Bei seinem Bürgertelefon riefen die Leute „bitter weinend“ an und beklagten sich, keinen Termin zu bekommen oder gar nicht erst durchzukommen. Es sei „ein reines Ablenkungsmanöver“, wenn Regierungsstellen sagten, es sei doch „alles optimal gelaufen“, sagte Pusch und kritisierte damit auch die CDU/FDP-Landesregierung. „Da habt ihr alle mal euer Ohr nicht an der Basis und wisst nicht, was bei den Bürgern los ist.“

Es gehe hier doch nicht „um die Vergabe von Theaterkarten“, sondern um Menschen, die Angst hätten, keinen Impftermin zu bekommen und um ihr Leben fürchteten. „Dann muss ich sagen, ist das sehr, sehr bescheiden, was da aufgesetzt worden ist“, sagte Pusch. „Da läuft irgendwas falsch, da könnt ihr mir erzählen, was ihr wollt.

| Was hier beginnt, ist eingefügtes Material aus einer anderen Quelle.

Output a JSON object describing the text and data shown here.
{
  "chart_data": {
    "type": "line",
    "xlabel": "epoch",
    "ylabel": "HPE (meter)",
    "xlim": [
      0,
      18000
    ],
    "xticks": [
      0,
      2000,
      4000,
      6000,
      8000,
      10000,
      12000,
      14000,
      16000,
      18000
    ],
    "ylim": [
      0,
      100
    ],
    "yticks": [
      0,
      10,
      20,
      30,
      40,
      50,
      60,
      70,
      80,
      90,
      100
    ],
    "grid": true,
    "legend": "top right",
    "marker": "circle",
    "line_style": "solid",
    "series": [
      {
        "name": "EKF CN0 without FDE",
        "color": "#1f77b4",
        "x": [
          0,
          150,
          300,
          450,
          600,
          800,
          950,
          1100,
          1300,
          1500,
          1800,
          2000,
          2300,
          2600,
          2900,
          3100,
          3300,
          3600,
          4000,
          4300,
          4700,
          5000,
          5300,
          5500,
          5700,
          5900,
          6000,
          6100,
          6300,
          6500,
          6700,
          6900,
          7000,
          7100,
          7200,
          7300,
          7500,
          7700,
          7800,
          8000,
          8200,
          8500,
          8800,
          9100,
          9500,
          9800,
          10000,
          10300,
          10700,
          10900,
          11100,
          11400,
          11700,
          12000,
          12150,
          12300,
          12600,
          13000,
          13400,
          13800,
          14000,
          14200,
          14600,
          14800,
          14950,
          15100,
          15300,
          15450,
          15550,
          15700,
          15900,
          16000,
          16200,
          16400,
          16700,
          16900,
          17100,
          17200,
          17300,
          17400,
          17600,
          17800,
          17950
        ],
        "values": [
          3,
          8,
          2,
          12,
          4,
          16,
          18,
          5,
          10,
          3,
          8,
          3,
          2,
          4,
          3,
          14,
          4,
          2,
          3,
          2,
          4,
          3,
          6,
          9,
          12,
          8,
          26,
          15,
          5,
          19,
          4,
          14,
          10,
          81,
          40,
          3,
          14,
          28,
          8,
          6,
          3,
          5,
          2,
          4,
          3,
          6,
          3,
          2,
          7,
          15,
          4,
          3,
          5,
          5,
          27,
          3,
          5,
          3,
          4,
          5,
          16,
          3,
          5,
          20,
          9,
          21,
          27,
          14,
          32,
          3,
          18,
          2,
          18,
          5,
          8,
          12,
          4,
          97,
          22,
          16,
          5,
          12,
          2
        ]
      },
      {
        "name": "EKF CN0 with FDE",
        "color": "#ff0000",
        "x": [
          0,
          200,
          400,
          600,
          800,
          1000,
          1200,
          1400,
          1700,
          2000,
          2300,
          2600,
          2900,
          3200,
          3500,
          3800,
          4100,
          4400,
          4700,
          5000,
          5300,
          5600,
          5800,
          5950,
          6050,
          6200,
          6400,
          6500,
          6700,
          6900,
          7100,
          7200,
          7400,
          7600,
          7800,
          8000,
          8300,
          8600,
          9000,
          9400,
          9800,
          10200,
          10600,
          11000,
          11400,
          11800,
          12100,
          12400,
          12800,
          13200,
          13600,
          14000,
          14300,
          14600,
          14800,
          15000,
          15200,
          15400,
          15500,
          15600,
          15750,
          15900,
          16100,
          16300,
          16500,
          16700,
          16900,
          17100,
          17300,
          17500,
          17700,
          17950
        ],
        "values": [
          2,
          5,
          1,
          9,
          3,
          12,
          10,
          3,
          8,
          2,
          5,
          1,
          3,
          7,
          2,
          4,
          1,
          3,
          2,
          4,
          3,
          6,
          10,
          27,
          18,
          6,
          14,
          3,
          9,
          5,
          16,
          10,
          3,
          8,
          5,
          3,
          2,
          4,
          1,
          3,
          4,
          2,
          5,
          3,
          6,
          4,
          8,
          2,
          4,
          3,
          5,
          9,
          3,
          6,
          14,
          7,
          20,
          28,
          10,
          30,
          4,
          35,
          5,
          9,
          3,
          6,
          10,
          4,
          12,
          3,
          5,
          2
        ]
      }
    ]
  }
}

Das muss jetzt einfach mal raus.“

Pusch sagte auch: „Wir können uns diesen Lockdown für die Branchen und die Schulen nicht länger erlauben.“ Dazu seien aber „intelligente Konzepte“ nötig. Pusch schlug etwa „Einkaufskorridore“ für die Menschen und Entzerrungskonzepte für Restaurants vor. „Wenn man das auf der höchsten Ebene nicht verantworten will, dann gebt uns bitteschön auf der örtlichen Ebene die Verantwortung zurück.“

Die SPD-Fraktion im Landtag nannte Puschs Video „ein eindringliches Signal an die Landesregierung“, die Kreise und kreisfreien Städte mehr einzubinden. „Die wahren Krisenmanager sind die Verantwortlichen in den Kreisen und kreisfreien Städten.“

Nach einer Karnevalssitzung im Februar 2020 hatte sich Puschs Kreis Heinsberg bei Aachen zu einem der ersten deutschen Corona-Hotspots entwickelt. Pusch musste als Krisenmanager agieren. Bei der NRW-Kommunalwahl im September wurde er mit fast 80 Prozent der Stimmen im Amt bestätigt.